Cuando la Microsoft presentó el Kinect original para Xbox 360 en 2010, sin pretenderlo, creó una plataforma de control de movimiento perfecta para los piratas. Aunque inicialmente a la compañía  no le pareció preocupante, ahora sí que está inquieta con la idea.

Después, Microsoft comenzó a vender una versión de Kinect para PC, pero a un precio mucho más alto (250 dólares), con respecto a la versión para Xbox 360 (100 dólares). En ese momento, lo justificó diciendo que esperaba obtener beneficios con la venta de juegos y suscripciones a Xbox Live y otros contenidos. Y los usuarios de PCs, en cambio, no proporcionan este flujo de ingresos.

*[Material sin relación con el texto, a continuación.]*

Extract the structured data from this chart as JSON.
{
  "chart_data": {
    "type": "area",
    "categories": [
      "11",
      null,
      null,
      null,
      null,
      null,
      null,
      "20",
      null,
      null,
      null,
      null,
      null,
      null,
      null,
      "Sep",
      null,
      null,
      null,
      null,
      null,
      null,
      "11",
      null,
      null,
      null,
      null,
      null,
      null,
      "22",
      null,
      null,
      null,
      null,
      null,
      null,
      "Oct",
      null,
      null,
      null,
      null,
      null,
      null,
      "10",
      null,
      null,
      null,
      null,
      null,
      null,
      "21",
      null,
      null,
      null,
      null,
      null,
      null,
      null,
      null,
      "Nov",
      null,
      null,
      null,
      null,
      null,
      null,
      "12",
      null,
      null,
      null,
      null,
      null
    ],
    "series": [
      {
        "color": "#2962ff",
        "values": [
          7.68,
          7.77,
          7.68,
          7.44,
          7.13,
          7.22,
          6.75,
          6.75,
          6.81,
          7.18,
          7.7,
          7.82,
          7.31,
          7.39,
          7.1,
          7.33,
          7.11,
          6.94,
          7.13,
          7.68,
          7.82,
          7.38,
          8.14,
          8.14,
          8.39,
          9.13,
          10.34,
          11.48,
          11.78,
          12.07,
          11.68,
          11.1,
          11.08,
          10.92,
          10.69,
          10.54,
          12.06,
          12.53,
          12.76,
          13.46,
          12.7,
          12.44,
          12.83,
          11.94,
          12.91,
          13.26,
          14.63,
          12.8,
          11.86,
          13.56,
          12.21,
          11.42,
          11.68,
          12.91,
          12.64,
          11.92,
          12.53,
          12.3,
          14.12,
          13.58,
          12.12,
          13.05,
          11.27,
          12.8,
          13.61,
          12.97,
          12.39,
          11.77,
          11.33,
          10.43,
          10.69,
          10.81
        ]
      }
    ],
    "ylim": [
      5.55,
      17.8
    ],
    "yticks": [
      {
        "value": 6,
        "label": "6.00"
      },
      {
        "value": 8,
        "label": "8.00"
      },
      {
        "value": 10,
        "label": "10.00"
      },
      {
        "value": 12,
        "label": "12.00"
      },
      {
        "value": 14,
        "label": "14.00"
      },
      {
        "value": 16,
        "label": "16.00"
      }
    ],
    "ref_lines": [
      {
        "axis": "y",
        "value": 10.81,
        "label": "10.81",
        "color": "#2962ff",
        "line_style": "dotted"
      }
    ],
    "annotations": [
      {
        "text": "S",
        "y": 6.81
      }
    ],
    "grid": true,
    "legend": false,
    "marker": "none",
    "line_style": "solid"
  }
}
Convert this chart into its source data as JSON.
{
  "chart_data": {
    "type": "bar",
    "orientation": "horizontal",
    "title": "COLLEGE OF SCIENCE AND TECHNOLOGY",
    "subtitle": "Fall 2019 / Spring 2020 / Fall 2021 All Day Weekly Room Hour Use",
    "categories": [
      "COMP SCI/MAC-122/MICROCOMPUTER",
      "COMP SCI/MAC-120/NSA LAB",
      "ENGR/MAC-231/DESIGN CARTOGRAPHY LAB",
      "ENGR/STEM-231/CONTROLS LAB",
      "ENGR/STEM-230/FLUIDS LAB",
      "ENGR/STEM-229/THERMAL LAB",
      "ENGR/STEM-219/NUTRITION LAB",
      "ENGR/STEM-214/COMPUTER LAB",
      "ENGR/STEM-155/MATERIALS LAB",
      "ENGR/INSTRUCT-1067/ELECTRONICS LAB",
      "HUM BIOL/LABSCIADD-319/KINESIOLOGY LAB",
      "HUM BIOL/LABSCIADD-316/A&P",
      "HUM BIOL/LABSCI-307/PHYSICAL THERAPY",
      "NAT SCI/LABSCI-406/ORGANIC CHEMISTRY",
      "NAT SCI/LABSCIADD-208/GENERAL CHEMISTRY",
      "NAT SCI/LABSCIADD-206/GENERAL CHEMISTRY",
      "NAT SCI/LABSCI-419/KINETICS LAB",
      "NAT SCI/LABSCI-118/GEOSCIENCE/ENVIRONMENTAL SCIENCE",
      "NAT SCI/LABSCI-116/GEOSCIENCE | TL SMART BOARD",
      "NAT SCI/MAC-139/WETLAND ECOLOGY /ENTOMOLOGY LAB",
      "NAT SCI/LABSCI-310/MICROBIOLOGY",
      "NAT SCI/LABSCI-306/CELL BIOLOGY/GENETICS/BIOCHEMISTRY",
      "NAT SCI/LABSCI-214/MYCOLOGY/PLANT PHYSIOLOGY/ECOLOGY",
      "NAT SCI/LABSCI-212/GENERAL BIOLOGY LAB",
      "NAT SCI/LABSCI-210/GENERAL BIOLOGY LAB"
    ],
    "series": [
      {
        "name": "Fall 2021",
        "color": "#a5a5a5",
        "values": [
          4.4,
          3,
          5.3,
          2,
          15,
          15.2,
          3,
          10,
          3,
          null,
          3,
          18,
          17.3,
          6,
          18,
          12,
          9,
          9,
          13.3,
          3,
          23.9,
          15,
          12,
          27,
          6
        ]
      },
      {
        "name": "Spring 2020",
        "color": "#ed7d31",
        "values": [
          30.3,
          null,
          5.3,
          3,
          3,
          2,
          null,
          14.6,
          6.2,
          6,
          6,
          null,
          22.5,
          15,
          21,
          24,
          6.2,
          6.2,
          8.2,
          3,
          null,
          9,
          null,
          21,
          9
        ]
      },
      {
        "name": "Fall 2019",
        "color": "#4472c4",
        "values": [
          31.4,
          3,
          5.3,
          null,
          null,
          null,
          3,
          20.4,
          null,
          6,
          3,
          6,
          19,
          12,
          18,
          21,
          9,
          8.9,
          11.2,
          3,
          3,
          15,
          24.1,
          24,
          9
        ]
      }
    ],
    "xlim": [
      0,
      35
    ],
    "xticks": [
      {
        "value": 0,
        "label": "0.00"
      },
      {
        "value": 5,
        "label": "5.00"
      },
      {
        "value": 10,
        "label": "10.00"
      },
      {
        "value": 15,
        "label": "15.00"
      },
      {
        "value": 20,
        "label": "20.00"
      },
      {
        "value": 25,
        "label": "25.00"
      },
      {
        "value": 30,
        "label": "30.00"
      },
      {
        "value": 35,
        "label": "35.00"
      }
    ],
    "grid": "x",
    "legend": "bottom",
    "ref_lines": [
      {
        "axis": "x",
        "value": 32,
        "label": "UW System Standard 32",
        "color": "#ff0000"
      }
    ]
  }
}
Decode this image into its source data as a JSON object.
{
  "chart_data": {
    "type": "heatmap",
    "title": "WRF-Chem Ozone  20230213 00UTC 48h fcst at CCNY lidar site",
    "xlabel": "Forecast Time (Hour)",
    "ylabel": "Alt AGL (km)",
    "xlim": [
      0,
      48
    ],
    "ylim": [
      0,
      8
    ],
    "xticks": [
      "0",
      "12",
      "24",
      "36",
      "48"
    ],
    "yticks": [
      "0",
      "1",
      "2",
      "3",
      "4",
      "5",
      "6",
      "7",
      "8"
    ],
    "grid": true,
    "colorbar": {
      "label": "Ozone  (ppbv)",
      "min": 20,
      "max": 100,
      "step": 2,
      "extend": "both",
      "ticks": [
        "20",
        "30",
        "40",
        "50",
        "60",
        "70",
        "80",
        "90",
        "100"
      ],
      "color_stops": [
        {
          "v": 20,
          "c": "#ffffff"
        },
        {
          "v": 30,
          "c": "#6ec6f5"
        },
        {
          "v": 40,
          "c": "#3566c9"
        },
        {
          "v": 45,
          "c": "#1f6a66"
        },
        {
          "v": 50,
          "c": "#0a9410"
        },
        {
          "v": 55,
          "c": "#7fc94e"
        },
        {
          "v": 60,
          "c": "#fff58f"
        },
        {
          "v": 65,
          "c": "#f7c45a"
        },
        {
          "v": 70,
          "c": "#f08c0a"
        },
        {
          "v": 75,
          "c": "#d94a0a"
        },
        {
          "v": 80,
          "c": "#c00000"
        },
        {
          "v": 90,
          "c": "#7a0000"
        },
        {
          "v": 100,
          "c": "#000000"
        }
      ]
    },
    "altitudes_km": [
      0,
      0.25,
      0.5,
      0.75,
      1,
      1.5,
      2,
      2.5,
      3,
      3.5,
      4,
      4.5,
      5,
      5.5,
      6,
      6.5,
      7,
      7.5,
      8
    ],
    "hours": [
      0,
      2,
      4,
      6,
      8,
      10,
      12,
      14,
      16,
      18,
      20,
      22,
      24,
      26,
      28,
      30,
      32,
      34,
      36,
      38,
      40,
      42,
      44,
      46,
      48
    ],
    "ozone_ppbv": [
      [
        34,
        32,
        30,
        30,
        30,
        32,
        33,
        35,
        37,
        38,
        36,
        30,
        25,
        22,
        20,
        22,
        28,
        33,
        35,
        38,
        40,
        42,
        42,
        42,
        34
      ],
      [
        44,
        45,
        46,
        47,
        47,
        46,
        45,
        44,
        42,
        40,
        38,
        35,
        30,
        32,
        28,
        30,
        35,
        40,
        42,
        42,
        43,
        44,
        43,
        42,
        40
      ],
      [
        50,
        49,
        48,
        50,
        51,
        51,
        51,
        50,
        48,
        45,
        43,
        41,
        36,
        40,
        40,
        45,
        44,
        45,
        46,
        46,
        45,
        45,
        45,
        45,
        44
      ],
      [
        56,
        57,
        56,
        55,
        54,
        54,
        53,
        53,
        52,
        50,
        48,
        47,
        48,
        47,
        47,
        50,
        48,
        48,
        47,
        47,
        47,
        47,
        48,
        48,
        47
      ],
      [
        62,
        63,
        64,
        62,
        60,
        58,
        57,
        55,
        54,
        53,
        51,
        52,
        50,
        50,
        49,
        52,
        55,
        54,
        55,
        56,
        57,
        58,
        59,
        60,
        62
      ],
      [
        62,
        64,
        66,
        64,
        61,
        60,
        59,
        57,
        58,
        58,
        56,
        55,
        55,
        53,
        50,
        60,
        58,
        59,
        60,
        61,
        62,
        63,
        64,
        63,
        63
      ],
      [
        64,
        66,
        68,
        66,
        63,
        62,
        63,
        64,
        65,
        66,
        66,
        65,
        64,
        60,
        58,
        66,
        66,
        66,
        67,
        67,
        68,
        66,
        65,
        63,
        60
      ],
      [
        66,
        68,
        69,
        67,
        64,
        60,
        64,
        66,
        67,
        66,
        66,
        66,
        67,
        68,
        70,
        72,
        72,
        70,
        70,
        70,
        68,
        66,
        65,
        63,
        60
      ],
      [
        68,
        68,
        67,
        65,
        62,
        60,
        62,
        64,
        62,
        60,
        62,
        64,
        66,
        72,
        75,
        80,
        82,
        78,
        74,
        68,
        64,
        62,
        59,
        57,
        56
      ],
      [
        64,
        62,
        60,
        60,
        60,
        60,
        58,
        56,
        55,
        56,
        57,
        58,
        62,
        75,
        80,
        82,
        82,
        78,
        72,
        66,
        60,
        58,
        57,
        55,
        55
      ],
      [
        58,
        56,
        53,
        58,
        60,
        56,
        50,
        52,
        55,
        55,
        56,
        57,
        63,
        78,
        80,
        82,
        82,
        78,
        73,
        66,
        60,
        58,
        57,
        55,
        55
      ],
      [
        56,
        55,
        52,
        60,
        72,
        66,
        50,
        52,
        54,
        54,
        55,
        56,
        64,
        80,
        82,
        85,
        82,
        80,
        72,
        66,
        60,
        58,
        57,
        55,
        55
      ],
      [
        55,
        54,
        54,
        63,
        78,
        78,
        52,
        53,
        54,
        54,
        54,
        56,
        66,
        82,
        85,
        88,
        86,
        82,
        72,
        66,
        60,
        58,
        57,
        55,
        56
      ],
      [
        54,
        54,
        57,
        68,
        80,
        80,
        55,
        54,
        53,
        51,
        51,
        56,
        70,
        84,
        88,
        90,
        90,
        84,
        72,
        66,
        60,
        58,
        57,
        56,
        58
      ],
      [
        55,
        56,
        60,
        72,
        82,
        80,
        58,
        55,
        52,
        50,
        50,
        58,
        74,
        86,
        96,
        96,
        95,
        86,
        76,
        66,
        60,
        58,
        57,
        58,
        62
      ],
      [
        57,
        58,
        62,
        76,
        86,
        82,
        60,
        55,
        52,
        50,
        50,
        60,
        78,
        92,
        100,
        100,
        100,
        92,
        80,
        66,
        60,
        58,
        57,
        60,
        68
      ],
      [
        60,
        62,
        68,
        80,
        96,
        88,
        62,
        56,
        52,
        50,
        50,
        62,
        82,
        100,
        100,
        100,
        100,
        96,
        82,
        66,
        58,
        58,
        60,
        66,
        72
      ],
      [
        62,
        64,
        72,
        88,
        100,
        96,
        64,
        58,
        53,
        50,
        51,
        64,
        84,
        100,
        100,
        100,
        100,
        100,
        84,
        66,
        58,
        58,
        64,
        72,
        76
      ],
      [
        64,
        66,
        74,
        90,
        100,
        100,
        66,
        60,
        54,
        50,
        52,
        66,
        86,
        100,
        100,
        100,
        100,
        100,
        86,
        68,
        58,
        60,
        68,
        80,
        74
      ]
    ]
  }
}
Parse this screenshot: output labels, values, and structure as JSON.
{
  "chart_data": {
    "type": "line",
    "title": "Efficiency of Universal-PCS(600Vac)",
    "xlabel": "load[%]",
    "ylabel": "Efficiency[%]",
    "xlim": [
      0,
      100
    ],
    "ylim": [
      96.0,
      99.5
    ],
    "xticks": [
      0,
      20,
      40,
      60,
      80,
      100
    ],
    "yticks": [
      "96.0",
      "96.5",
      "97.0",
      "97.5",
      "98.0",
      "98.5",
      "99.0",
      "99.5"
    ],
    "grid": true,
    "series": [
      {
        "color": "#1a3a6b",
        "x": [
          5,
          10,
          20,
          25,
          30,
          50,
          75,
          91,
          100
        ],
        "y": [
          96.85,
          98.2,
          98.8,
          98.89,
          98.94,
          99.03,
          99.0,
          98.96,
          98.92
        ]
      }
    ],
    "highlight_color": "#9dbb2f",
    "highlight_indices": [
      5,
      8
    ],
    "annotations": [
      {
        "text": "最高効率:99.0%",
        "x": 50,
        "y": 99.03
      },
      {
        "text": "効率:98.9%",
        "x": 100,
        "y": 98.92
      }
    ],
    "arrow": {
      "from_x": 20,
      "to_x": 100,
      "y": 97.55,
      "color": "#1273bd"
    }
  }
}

Pero la situación cambia con el Kinect de segunda generación. En lugar de venderse por su cuenta, el controlador de movimiento se incluye con todas las consolas y debe ser conectado a Xbox One para que funcione.

Incluso, sin el adaptador específico, habría pocas posibilidades de que la gente utilizara el Kinect de Xbox One como alternativa barata a la versión PC, a menos que hubieran adquirido la consola ya para su uso personal. En ese caso, aún necesitarían utilizar algún tipo de adaptador USB para que funcionara.

Por tanto, Microsoft no asume ningún riesgo y advierte que la versión Xbox One de Kinect no se está creando para ser utilizada con un PC, no utilizará las mismas herramientas de desarrollo y no existirá licencia para su uso comercial.

En resumen, si queremos utilizar la próxima versión de Kinect en un PC, tendremos que recurrir a la versión más cara (seguramente) para Windows. Después de todo, Microsoft fijó recientemente 400 dólares como precio para la versión para desarrolladores.

Como Microsoft no tiene como objetivo al consumidor con esa versión, una alternativa sería optar por un controlador de movimiento para el PC más barato, como el próximo Leap Motion.